En el shinto, la religión nativa
de Japón, que coexiste en armonía con la forma autóctona del budismo, el
tiempo es cíclico. Sin embargo, después de 1868, y con un ardor casi
sobrehumano, Japón emprendió la tarea de ponerse a la altura de
Occidente. A fin de crear una moderna economía capitalista, el Gobierno
Meiji importó el reloj y el calendario occidentales y empezó a promover
las virtudes de la puntualidad y el máximo aprovechamiento del tiempo.

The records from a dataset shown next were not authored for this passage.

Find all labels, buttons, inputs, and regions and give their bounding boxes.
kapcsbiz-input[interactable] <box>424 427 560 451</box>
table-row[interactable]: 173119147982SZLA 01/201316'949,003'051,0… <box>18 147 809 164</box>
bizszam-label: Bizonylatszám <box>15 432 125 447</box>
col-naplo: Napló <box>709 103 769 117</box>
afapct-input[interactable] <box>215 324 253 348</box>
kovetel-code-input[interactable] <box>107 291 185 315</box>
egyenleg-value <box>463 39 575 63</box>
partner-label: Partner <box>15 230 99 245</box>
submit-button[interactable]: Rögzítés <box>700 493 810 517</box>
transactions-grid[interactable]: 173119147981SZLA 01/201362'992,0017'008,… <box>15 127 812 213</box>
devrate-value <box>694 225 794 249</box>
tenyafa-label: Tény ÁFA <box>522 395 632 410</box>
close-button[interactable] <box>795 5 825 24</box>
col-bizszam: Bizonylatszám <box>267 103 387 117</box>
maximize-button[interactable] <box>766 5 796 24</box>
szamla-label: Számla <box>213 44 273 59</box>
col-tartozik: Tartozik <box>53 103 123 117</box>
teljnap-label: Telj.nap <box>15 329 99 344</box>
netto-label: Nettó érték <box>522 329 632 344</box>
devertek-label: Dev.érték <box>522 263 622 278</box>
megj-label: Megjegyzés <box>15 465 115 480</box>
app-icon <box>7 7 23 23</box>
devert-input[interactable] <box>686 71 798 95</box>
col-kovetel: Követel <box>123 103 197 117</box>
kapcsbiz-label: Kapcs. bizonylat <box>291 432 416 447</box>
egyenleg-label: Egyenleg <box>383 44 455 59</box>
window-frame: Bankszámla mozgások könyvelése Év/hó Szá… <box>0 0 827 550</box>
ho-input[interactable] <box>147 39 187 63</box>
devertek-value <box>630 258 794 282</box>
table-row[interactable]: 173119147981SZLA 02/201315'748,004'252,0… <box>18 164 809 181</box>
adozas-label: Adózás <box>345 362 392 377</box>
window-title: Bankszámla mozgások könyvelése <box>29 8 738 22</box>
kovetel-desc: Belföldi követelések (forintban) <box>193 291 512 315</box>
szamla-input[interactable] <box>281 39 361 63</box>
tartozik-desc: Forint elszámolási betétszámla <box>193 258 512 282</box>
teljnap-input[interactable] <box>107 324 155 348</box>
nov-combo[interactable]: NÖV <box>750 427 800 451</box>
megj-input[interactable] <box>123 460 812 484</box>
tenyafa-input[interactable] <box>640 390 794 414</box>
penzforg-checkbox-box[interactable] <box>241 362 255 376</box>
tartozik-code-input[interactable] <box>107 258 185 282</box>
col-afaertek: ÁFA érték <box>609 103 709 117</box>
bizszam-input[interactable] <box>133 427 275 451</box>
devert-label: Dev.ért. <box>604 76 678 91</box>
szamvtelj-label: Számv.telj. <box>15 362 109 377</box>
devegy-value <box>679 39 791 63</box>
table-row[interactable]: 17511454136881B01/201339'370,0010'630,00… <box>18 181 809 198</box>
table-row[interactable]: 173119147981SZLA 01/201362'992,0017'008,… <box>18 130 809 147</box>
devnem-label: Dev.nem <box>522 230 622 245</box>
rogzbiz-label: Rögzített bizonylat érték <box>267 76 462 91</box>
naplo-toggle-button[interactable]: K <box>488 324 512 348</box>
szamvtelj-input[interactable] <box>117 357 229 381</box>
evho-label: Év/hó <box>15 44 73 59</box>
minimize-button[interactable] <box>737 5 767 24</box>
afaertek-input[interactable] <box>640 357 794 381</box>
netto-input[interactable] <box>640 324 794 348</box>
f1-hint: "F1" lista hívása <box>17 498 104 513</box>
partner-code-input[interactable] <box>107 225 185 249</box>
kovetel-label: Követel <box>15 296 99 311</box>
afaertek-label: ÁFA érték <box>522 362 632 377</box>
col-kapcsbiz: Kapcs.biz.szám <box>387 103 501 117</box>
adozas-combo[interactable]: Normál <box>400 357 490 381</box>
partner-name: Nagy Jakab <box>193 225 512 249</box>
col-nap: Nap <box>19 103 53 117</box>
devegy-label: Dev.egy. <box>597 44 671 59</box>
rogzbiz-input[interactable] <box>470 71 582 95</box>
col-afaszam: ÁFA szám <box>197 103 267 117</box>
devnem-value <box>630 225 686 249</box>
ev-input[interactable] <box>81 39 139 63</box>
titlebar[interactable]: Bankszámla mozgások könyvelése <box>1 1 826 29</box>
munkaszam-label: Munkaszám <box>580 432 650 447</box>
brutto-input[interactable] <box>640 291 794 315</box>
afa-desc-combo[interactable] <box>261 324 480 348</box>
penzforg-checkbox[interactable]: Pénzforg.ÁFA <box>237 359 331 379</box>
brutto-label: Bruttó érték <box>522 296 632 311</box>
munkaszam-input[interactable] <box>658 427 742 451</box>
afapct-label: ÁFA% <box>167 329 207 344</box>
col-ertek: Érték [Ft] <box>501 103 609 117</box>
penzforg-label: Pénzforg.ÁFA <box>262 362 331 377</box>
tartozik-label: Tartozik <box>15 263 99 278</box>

El culto de la eficiencia se intensificó después de que la Segunda
Guerra Mundial dejara el país en ruinas. Hoy, cuando uno se detiene en
la estación de Shinjuku, en Tokio, y observa a los pasajeros que corren a
tomar un tren, a pesar de que llegará otro al cabo de dos minutos, sabe
que los japoneses han engullido la idea del tiempo como un recurso
finito.
El consumismo, que Japón también ha
dominado, es otro poderoso incentivo para ir rápido. En una época tan
lejana como la década de 1830, el escritor francés Alexis de Tocqueville
culpaba al instinto que nos hace comprar de la aceleración que estaba
adquiriendo el ritmo de la vida: Quien se interesa exclusivamente por la
búsqueda del bienestar mundano siempre tiene prisa, pues sólo dispone
de un tiempo limitado a su disposición para asirlo y disfrutarlo”.